Santa, Baby! (2001)

You know Rankin/Bass, it's the company behind all the classic stop-motion holiday specials. This has exactly one thing in common with those: it's loosely inspired by a holiday song.

And I do mean loosely. You might think that the song in which the singer offers to trade "Santa" implied sexual favors for material goods and marriage isn't exactly screaming to be made into a kid-friendly animated special, and you'd be right. But we can't lose that name recognition, so the song is awkwardly shoved in twice.

The plot follows a little girl named Dakota, whose father is a songwriter with writer's block. (He does not write "Santa Baby.") Also, Dakota is obsessed with animals, and the superintendent of the block (because that's a thing?) doesn't want animals in the buildings and keeps threatening to close down the local shelter.

Honestly, the shelter needs something because the assortment of animals there is utterly bizarre, including a dog and a kitten, but also a pig, a rabbit in a backwards baseball cap, a lizard, a baby deer, and a lobster. Why? Never explained. All these animals talk when people aren't there, but there isn't any real reason for that.

Anyway, Dakota rescues our narrator, a bird, from a snowdrift, only to discover that the bird is magic. Melody Songbird claims to be the partridge from the 12 Days of Christmas, yet somehow this special is not named after that song, and she is about as far from a partridge as one could be and still be a bird. She grants Dakota a wish, and she wishes for her dad to write a hit song.

Melody sets out to help him, and she sends him on a series of odd Christmas-related tasks. These are apparently to get him involved in the community and out of his own head, but that has to be explained; it's not clear at all otherwise. After a series of random musical interludes, (one of which is the first occurrence of the title song: Dakota's mom playfully sings it to her dad while he is dressed as a street-corner Santa) the neighborhood is feeling more Christmassy, but he still hasn't written a good song.

Overnight, the cranky superintendent somehow causes a flood at the animal shelter, and the building is closed down. Dakota asks her dad to help her find somewhere for the animals to go, but he's too stressed to listen to her. Melody yells at him until he realizes that his daughter is more important than his song, and he heads out to help. In checking out the wreck of the shelter, he ends up on the roof trying to rescue a kitten, and the entire neighborhood comes out on the street to watch.
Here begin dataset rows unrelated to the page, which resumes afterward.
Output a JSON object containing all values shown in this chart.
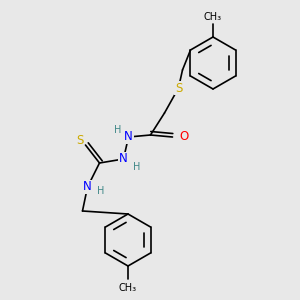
{
  "background_color": "#e8e8e8",
  "atom_colors": {
    "S": "#ccaa00",
    "O": "#ff0000",
    "N": "#0000ff",
    "C": "#000000",
    "H": "#408888"
  },
  "bond_color": "#000000",
  "bond_width": 1.2,
  "fig_width": 3.0,
  "fig_height": 3.0,
  "dpi": 100
}
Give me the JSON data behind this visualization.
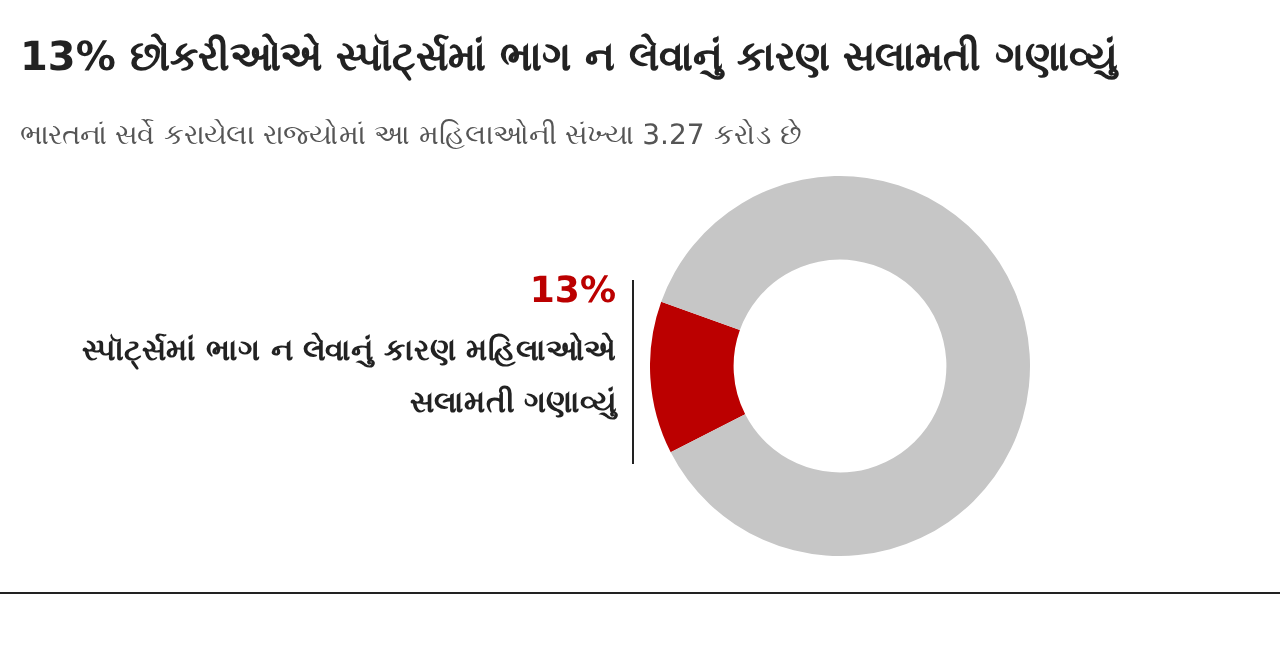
{
  "chart_data": {
    "type": "donut",
    "title": "13% છોકરીઓએ સ્પૉર્ટ્સમાં ભાગ ન લેવાનું કારણ સલામતી ગણાવ્યું",
    "subtitle": "ભારતનાં સર્વે કરાયેલા રાજ્યોમાં આ મહિલાઓની સંખ્યા 3.27 કરોડ છે",
    "categories": [
      "સ્પૉર્ટ્સમાં ભાગ ન લેવાનું કારણ મહિલાઓએ સલામતી ગણાવ્યું",
      null
    ],
    "values": [
      13,
      87
    ],
    "colors": [
      "#bb0000",
      "#c6c6c6"
    ],
    "value_labels": [
      "13%",
      null
    ],
    "legend": false
  }
}
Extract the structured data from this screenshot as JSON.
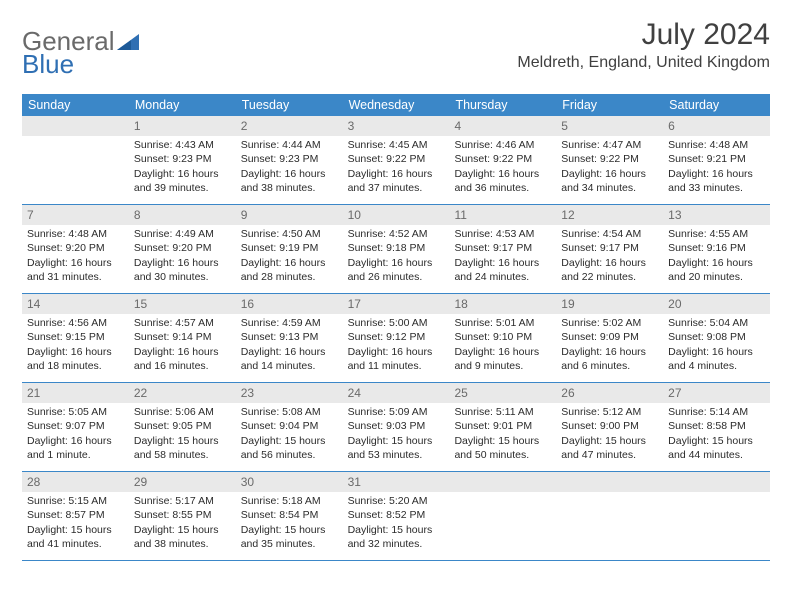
{
  "logo": {
    "general": "General",
    "blue": "Blue"
  },
  "title": "July 2024",
  "location": "Meldreth, England, United Kingdom",
  "colors": {
    "header_bg": "#3b87c8",
    "header_text": "#ffffff",
    "daynum_bg": "#e9e9e9",
    "daynum_text": "#6a6a6a",
    "body_text": "#2b2b2b",
    "logo_gray": "#6a6a6a",
    "logo_blue": "#2f6fb3",
    "border": "#3b87c8"
  },
  "dayNames": [
    "Sunday",
    "Monday",
    "Tuesday",
    "Wednesday",
    "Thursday",
    "Friday",
    "Saturday"
  ],
  "weeks": [
    [
      null,
      {
        "num": "1",
        "sunrise": "Sunrise: 4:43 AM",
        "sunset": "Sunset: 9:23 PM",
        "daylight": "Daylight: 16 hours and 39 minutes."
      },
      {
        "num": "2",
        "sunrise": "Sunrise: 4:44 AM",
        "sunset": "Sunset: 9:23 PM",
        "daylight": "Daylight: 16 hours and 38 minutes."
      },
      {
        "num": "3",
        "sunrise": "Sunrise: 4:45 AM",
        "sunset": "Sunset: 9:22 PM",
        "daylight": "Daylight: 16 hours and 37 minutes."
      },
      {
        "num": "4",
        "sunrise": "Sunrise: 4:46 AM",
        "sunset": "Sunset: 9:22 PM",
        "daylight": "Daylight: 16 hours and 36 minutes."
      },
      {
        "num": "5",
        "sunrise": "Sunrise: 4:47 AM",
        "sunset": "Sunset: 9:22 PM",
        "daylight": "Daylight: 16 hours and 34 minutes."
      },
      {
        "num": "6",
        "sunrise": "Sunrise: 4:48 AM",
        "sunset": "Sunset: 9:21 PM",
        "daylight": "Daylight: 16 hours and 33 minutes."
      }
    ],
    [
      {
        "num": "7",
        "sunrise": "Sunrise: 4:48 AM",
        "sunset": "Sunset: 9:20 PM",
        "daylight": "Daylight: 16 hours and 31 minutes."
      },
      {
        "num": "8",
        "sunrise": "Sunrise: 4:49 AM",
        "sunset": "Sunset: 9:20 PM",
        "daylight": "Daylight: 16 hours and 30 minutes."
      },
      {
        "num": "9",
        "sunrise": "Sunrise: 4:50 AM",
        "sunset": "Sunset: 9:19 PM",
        "daylight": "Daylight: 16 hours and 28 minutes."
      },
      {
        "num": "10",
        "sunrise": "Sunrise: 4:52 AM",
        "sunset": "Sunset: 9:18 PM",
        "daylight": "Daylight: 16 hours and 26 minutes."
      },
      {
        "num": "11",
        "sunrise": "Sunrise: 4:53 AM",
        "sunset": "Sunset: 9:17 PM",
        "daylight": "Daylight: 16 hours and 24 minutes."
      },
      {
        "num": "12",
        "sunrise": "Sunrise: 4:54 AM",
        "sunset": "Sunset: 9:17 PM",
        "daylight": "Daylight: 16 hours and 22 minutes."
      },
      {
        "num": "13",
        "sunrise": "Sunrise: 4:55 AM",
        "sunset": "Sunset: 9:16 PM",
        "daylight": "Daylight: 16 hours and 20 minutes."
      }
    ],
    [
      {
        "num": "14",
        "sunrise": "Sunrise: 4:56 AM",
        "sunset": "Sunset: 9:15 PM",
        "daylight": "Daylight: 16 hours and 18 minutes."
      },
      {
        "num": "15",
        "sunrise": "Sunrise: 4:57 AM",
        "sunset": "Sunset: 9:14 PM",
        "daylight": "Daylight: 16 hours and 16 minutes."
      },
      {
        "num": "16",
        "sunrise": "Sunrise: 4:59 AM",
        "sunset": "Sunset: 9:13 PM",
        "daylight": "Daylight: 16 hours and 14 minutes."
      },
      {
        "num": "17",
        "sunrise": "Sunrise: 5:00 AM",
        "sunset": "Sunset: 9:12 PM",
        "daylight": "Daylight: 16 hours and 11 minutes."
      },
      {
        "num": "18",
        "sunrise": "Sunrise: 5:01 AM",
        "sunset": "Sunset: 9:10 PM",
        "daylight": "Daylight: 16 hours and 9 minutes."
      },
      {
        "num": "19",
        "sunrise": "Sunrise: 5:02 AM",
        "sunset": "Sunset: 9:09 PM",
        "daylight": "Daylight: 16 hours and 6 minutes."
      },
      {
        "num": "20",
        "sunrise": "Sunrise: 5:04 AM",
        "sunset": "Sunset: 9:08 PM",
        "daylight": "Daylight: 16 hours and 4 minutes."
      }
    ],
    [
      {
        "num": "21",
        "sunrise": "Sunrise: 5:05 AM",
        "sunset": "Sunset: 9:07 PM",
        "daylight": "Daylight: 16 hours and 1 minute."
      },
      {
        "num": "22",
        "sunrise": "Sunrise: 5:06 AM",
        "sunset": "Sunset: 9:05 PM",
        "daylight": "Daylight: 15 hours and 58 minutes."
      },
      {
        "num": "23",
        "sunrise": "Sunrise: 5:08 AM",
        "sunset": "Sunset: 9:04 PM",
        "daylight": "Daylight: 15 hours and 56 minutes."
      },
      {
        "num": "24",
        "sunrise": "Sunrise: 5:09 AM",
        "sunset": "Sunset: 9:03 PM",
        "daylight": "Daylight: 15 hours and 53 minutes."
      },
      {
        "num": "25",
        "sunrise": "Sunrise: 5:11 AM",
        "sunset": "Sunset: 9:01 PM",
        "daylight": "Daylight: 15 hours and 50 minutes."
      },
      {
        "num": "26",
        "sunrise": "Sunrise: 5:12 AM",
        "sunset": "Sunset: 9:00 PM",
        "daylight": "Daylight: 15 hours and 47 minutes."
      },
      {
        "num": "27",
        "sunrise": "Sunrise: 5:14 AM",
        "sunset": "Sunset: 8:58 PM",
        "daylight": "Daylight: 15 hours and 44 minutes."
      }
    ],
    [
      {
        "num": "28",
        "sunrise": "Sunrise: 5:15 AM",
        "sunset": "Sunset: 8:57 PM",
        "daylight": "Daylight: 15 hours and 41 minutes."
      },
      {
        "num": "29",
        "sunrise": "Sunrise: 5:17 AM",
        "sunset": "Sunset: 8:55 PM",
        "daylight": "Daylight: 15 hours and 38 minutes."
      },
      {
        "num": "30",
        "sunrise": "Sunrise: 5:18 AM",
        "sunset": "Sunset: 8:54 PM",
        "daylight": "Daylight: 15 hours and 35 minutes."
      },
      {
        "num": "31",
        "sunrise": "Sunrise: 5:20 AM",
        "sunset": "Sunset: 8:52 PM",
        "daylight": "Daylight: 15 hours and 32 minutes."
      },
      null,
      null,
      null
    ]
  ]
}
The superintendent feels bad now that a cute animal is in danger and helps them get down, then the neighbors all come together to fix up the shelter and give the animals a warm place to sleep. This inspires the song he was waiting for, and honestly, it's underwhelming. They did not have a new Christmas classic tune on their hands with "Heart and Soul of Christmas," and not just because the rhymes are sloppy and the message muddy. Also, he writes it on the walls of the shelter instead of helping.

He then thanks the magic bird for her help and asks if he can do anything for her. It turns out that all the random helpful holiday tasks Melody has been setting were trial runs because she's been scouting him as a temporary Santa the whole time. (Santa's laid up with a broken leg.)

He and Dakota (and Dakota's cat Emerald, who's been tagging along the whole time and is voiced by Eartha Kitt) are magicked to the North Pole and sent on the Christmas run, set to a more upbeat version of the title song with less sexuality. During this, they gift all the shelter animals to new homes, which makes the gesture of rebuilding the shelter rather pointless.

Other than the superintendent declaring animals now welcome in the buildings (he adopts the kitten), that's about it for the main story beats.

This didn't have to be awful, and yet, it was. Some of the actors are pretty strong, but they aren't given good material. Plus the animation was terrible. The designs were okay if uninspired, but the actual animation was very clearly farmed out to a production company who was then not given enough money or time to complete the project. The movement is sometimes jerky, repeated, or awkwardly cut. One sequence will look okay and then the next is just thrown together.

The story is a mess of tangled subplots that don't follow, and finally, it commits the cardinal sin of obscure Christmas specials: it's boring. It's really, really boring. Do not watch this. Let the once-great animation company rest in peace.